W nawiązaniu do tekstu:
Wirus w transporcie – ujemne ceny ropy, stawki warte śmiechu i problemy kierowców
Napisałem już dzisiaj dłuższy tekst na temat obecnej sytuacji w transporcie. Jesteśmy świadkami kryzysu, którego dotychczas branża jeszcze nie znała. I nie chodzi tu tylko o jego wielkość, lecz także o zaskakujące przejawy.
Teraz wracam do tematu, gdyż mam jeszcze jeden przykład. Jest to przykład tak dobitny i bulwersujący, że postanowiłem poświęcić mu osobny wpis. Rzadko się bowiem zdarza, by ktoś miał podstawić pełnowymiarowy zestaw za… 5 euro.

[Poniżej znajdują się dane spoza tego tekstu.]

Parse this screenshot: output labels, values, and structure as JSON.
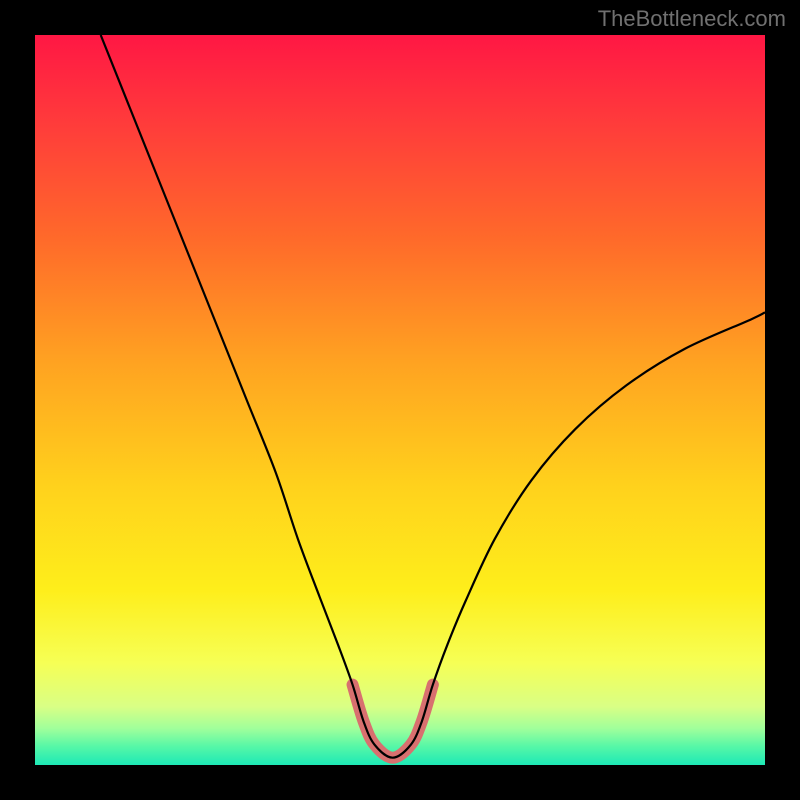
{
  "watermark": "TheBottleneck.com",
  "chart_data": {
    "type": "line",
    "title": "",
    "xlabel": "",
    "ylabel": "",
    "xlim": [
      0,
      100
    ],
    "ylim": [
      0,
      100
    ],
    "gradient_stops": [
      {
        "pos": 0.0,
        "color": "#ff1744"
      },
      {
        "pos": 0.12,
        "color": "#ff3b3b"
      },
      {
        "pos": 0.28,
        "color": "#ff6a2a"
      },
      {
        "pos": 0.45,
        "color": "#ffa321"
      },
      {
        "pos": 0.62,
        "color": "#ffd21c"
      },
      {
        "pos": 0.76,
        "color": "#feee1b"
      },
      {
        "pos": 0.86,
        "color": "#f6ff55"
      },
      {
        "pos": 0.92,
        "color": "#d9ff85"
      },
      {
        "pos": 0.95,
        "color": "#a0ff9b"
      },
      {
        "pos": 0.975,
        "color": "#55f7a7"
      },
      {
        "pos": 1.0,
        "color": "#1de9b6"
      }
    ],
    "series": [
      {
        "name": "main-curve",
        "color": "#000000",
        "width": 2.2,
        "x": [
          9.0,
          13,
          17,
          21,
          25,
          29,
          33,
          36,
          39,
          41.5,
          43.5,
          45.0,
          46.5,
          49.0,
          51.5,
          53.0,
          54.5,
          56.5,
          59,
          63,
          68,
          74,
          81,
          89,
          98,
          100
        ],
        "y": [
          100,
          90,
          80,
          70,
          60,
          50,
          40,
          31,
          23,
          16.5,
          11.0,
          6.0,
          2.8,
          1.0,
          2.8,
          6.0,
          11.0,
          16.5,
          22.5,
          31,
          39,
          46,
          52,
          57,
          61,
          62
        ]
      },
      {
        "name": "highlight-curve",
        "color": "#d8706f",
        "width": 12,
        "cap": "round",
        "x": [
          43.5,
          45.0,
          46.5,
          49.0,
          51.5,
          53.0,
          54.5
        ],
        "y": [
          11.0,
          6.0,
          2.8,
          1.0,
          2.8,
          6.0,
          11.0
        ]
      }
    ],
    "annotations": []
  }
}
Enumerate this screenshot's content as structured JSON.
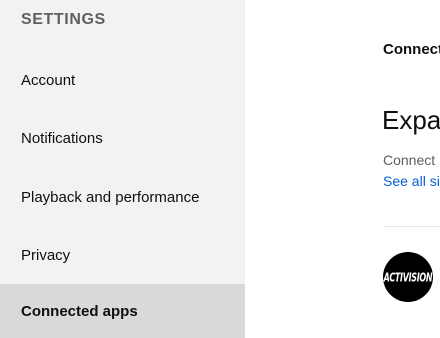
{
  "sidebar": {
    "title": "SETTINGS",
    "items": [
      {
        "label": "Account",
        "active": false
      },
      {
        "label": "Notifications",
        "active": false
      },
      {
        "label": "Playback and performance",
        "active": false
      },
      {
        "label": "Privacy",
        "active": false
      },
      {
        "label": "Connected apps",
        "active": true
      }
    ]
  },
  "main": {
    "page_label": "Connect",
    "heading": "Expar",
    "description": "Connect",
    "link": "See all si",
    "apps": [
      {
        "logo_text": "ACTIVISION"
      }
    ]
  },
  "colors": {
    "sidebar_bg": "#f2f2f2",
    "active_item_bg": "#d9d9d9",
    "link": "#065fd4"
  }
}
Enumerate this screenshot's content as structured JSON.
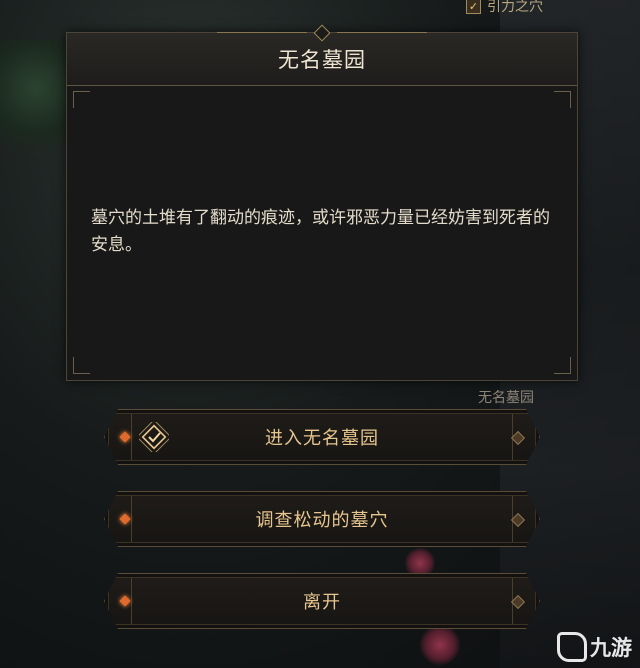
{
  "top_quest": {
    "label": "引力之穴"
  },
  "dialog": {
    "title": "无名墓园",
    "body": "墓穴的土堆有了翻动的痕迹，或许邪恶力量已经妨害到死者的安息。"
  },
  "location_label": "无名墓园",
  "options": [
    {
      "label": "进入无名墓园",
      "icon": "check-diamond-icon"
    },
    {
      "label": "调查松动的墓穴"
    },
    {
      "label": "离开"
    }
  ],
  "watermark": {
    "text": "九游"
  },
  "colors": {
    "accent_gold": "#e7c68e",
    "gem_orange": "#e06a2e",
    "panel_bg": "#171817"
  }
}
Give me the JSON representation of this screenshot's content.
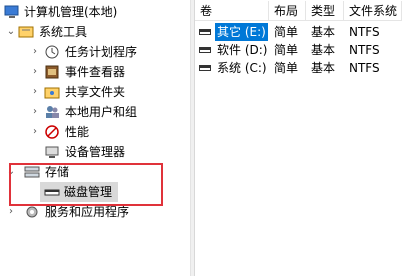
{
  "tree": {
    "root": {
      "label": "计算机管理(本地)"
    },
    "items": [
      {
        "label": "系统工具",
        "icon": "system-tools-icon",
        "expanded": true
      },
      {
        "label": "任务计划程序",
        "icon": "task-scheduler-icon"
      },
      {
        "label": "事件查看器",
        "icon": "event-viewer-icon"
      },
      {
        "label": "共享文件夹",
        "icon": "shared-folders-icon"
      },
      {
        "label": "本地用户和组",
        "icon": "local-users-icon"
      },
      {
        "label": "性能",
        "icon": "performance-icon"
      },
      {
        "label": "设备管理器",
        "icon": "device-manager-icon"
      },
      {
        "label": "存储",
        "icon": "storage-icon",
        "expanded": true
      },
      {
        "label": "磁盘管理",
        "icon": "disk-management-icon"
      },
      {
        "label": "服务和应用程序",
        "icon": "services-apps-icon"
      }
    ]
  },
  "table": {
    "columns": [
      "卷",
      "布局",
      "类型",
      "文件系统"
    ],
    "rows": [
      {
        "volume": "其它 (E:)",
        "layout": "简单",
        "type": "基本",
        "fs": "NTFS"
      },
      {
        "volume": "软件 (D:)",
        "layout": "简单",
        "type": "基本",
        "fs": "NTFS"
      },
      {
        "volume": "系统 (C:)",
        "layout": "简单",
        "type": "基本",
        "fs": "NTFS"
      }
    ]
  },
  "colors": {
    "highlight": "#e0323a",
    "selection": "#0078d7"
  }
}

Sprawa dotyczy przewozu między południową Szwecją a południową Polską. Załadunek w Helsingborgu, rozładunek w Chorzowie, a przy tym wymagany pełnowymiarowy zestaw z 13,6-metrową naczepą. Dodam też, że było to zlecenie od dosyć solidnej firmy, która dotychczas wychodziła z uczciwymi propozycjami. Tak przynajmniej poinformował mnie Czytelnik Dawid, czyli przewoźnik, któremu tę trasę zaproponowano.
No i teraz gwóźdź programu, czyli stawka. Za cała trasę, liczącą około 750 kilometrów po drogach i wymagającą transportu promem, zaproponowano:
a) 280 euro na zasadzie „all in”, z kosztami promu po stronie przewoźnika;
lub
b) 5 euro plus zwrot kosztu przeprawy promowej.
Dokładnie tak, to nie żart, mowa o 5 euro. Na potwierdzenie otrzymałem oczywiście zrzut ekranu, potwierdzający te rewelacje.
Jak więc widać, ktoś postanowił wykorzystać fakt sparaliżowania transportu między Szwecją a Polską. Zdał sobie sprawę, że przewoźnicy nie mają czego ładować na powrotach, a przecież kierowcy chcą zjeżdżać do domów. W tej sytuacji postanowił więc zafundować przeprawę promową w zamian za niemal darmowy transport…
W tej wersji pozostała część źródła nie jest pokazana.